Sonntag, 11. April 2021

SV Sandhausen empfängt den VfL Osnabrück zum Krisengipfel

erstellt am Freitag, 26 Februar 2021
Kleppinger (links) und Kulovits (rechts) wollen den SVS von den Abstiegsrängen bringen. Kleppinger (links) und Kulovits (rechts) wollen den SVS von den Abstiegsrängen bringen. AS Sportfoto

sport-kurier. Der Krisengipfel des 23. Zweitliga-Spieltages steigt am Sonntag um 13.30 Uhr zwischen dem SV Sandhausen und dem VfL Osnabrück.

Der SVS ist nach der Niederlage in Paderborn und dem Sieg des übernächsten Gegners aus Braunschweig auf Abstiegsplatz 17 gerutscht und hat unverändert vier Punkte Rückstand zu den Osnabrückern auf dem ersten Nichtabstiegsplatz 15.

Ein Sieg wird daher für die Kurpfälzer nahezu zur Pflichtaufgabe. Beide Teams werden in dem Abstiegskrimi ihre Defensivreihen wegen Gelbsperren umstellen müssen: Während beim SVS Aleksandr Zhirov fehlt, müssen die Niedersachsen mit Timo Beermann und Ludovit Reis gleich zwei wichtige Akteure ersetzen. Während die Sandhäuser zuletzt dreimal in Folge als Verlierer vom Platz gingen, hat der VfL eine Durststrecke von acht Spielen ohne einen einzelnen Punktgewinn hinter sich, wodurch der Klub von Rang 8 auf Platz 15 durchgereicht wurde. Doch davor konnten die Osnabrücker bereits vier Auswärtssiege feiern.

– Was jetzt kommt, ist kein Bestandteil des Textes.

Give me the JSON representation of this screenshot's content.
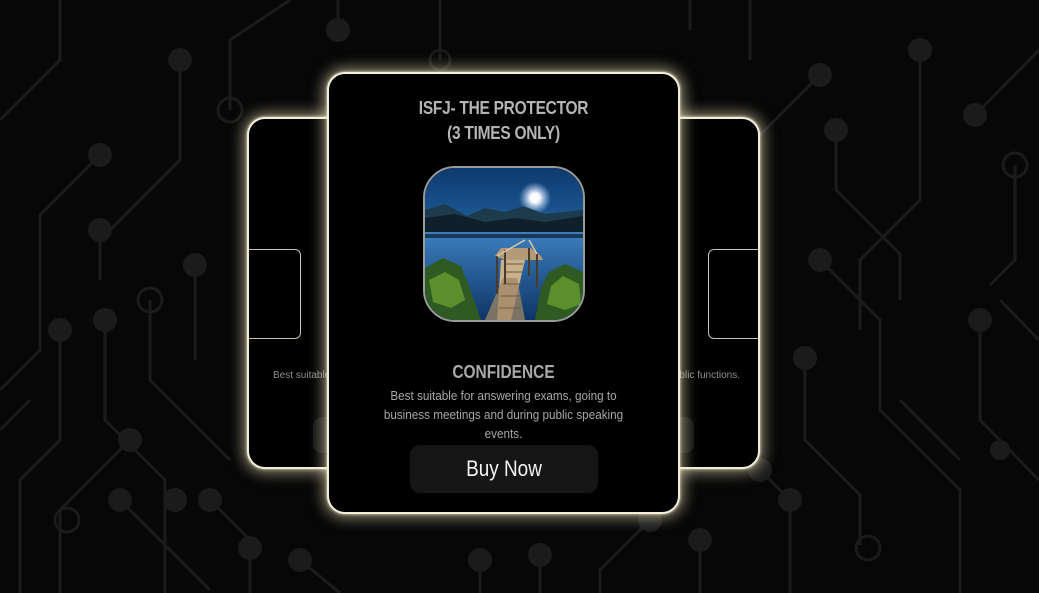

Die vom neuen SVS-Trainerduo Gerhard Kleppinger und Stefan Kulovits vor dem Spiel in Paderborn geforderten Tugenden wie Kompaktheit und starkes Zweikampfverhalten setzten die Kurpfälzer im ersten Spiel nach dem Trainerwechsel gut in die Tat um, was auch eine Zweikampfquote von 59:41 Prozent unterstrich. Doch die Spielweise kostete auch Kraft, was dazu führte, dass der SVS in der zweiten Hälfte zwar ebenbürtig, aber zum wiederholten Male nicht mehr ganz so zwingend war und am Ende jetzt schon zum fünften Mal in den letzten sieben Partien trotz einer Führung leer ausging.

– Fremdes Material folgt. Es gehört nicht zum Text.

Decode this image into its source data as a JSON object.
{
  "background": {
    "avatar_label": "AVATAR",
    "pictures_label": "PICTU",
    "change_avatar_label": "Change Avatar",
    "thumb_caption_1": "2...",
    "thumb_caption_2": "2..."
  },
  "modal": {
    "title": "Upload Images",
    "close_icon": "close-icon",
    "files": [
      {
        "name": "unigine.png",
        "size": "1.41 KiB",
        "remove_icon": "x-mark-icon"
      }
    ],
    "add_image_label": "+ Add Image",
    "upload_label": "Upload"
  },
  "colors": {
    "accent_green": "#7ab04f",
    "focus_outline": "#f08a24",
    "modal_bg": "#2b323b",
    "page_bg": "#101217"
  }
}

Womöglich können dabei auch Rückschlüsse zum Durchschnittsalter gezogen werden: 10 der 16 in Paderborn zum Einsatz gekommenen Akteure sind 29 Jahre oder älter. Die an den Tag gelegte Gier nach einem Erfolg wird jedoch der Grundstein zu einem womöglichen Dreier gegen Osnabrück sein, was auch Präsident Jürgen Machmeier bestätigte und dem Trainerduo weiterhin das Vertrauen aussprach: "Die Mannschaft glaubt an Kulo und Kleppo."

Mindestens so turbulente Zeiten durchleben auch die Gäste aus Osnabrück, die sich nach der Niederlagenserie am selben Tag von ihrem Coach Marco Grote wie der SVS von Michael Schiele trennten. Grote musste seiner Unerfahrenheit im Profigeschäft Tribut zollen, obwohl er mit dem VfL stark gestartet war und die ersten acht Saisonspiele ungeschlagen blieb. Nachdem die Osnabrücker jedoch in der Tabelle durchgereicht wurden, sah sich Geschäftsführer Benjamin Schmedes gezwungen, die Reißleine zu ziehen und Florian Fulland als Interimstrainer zu benennen.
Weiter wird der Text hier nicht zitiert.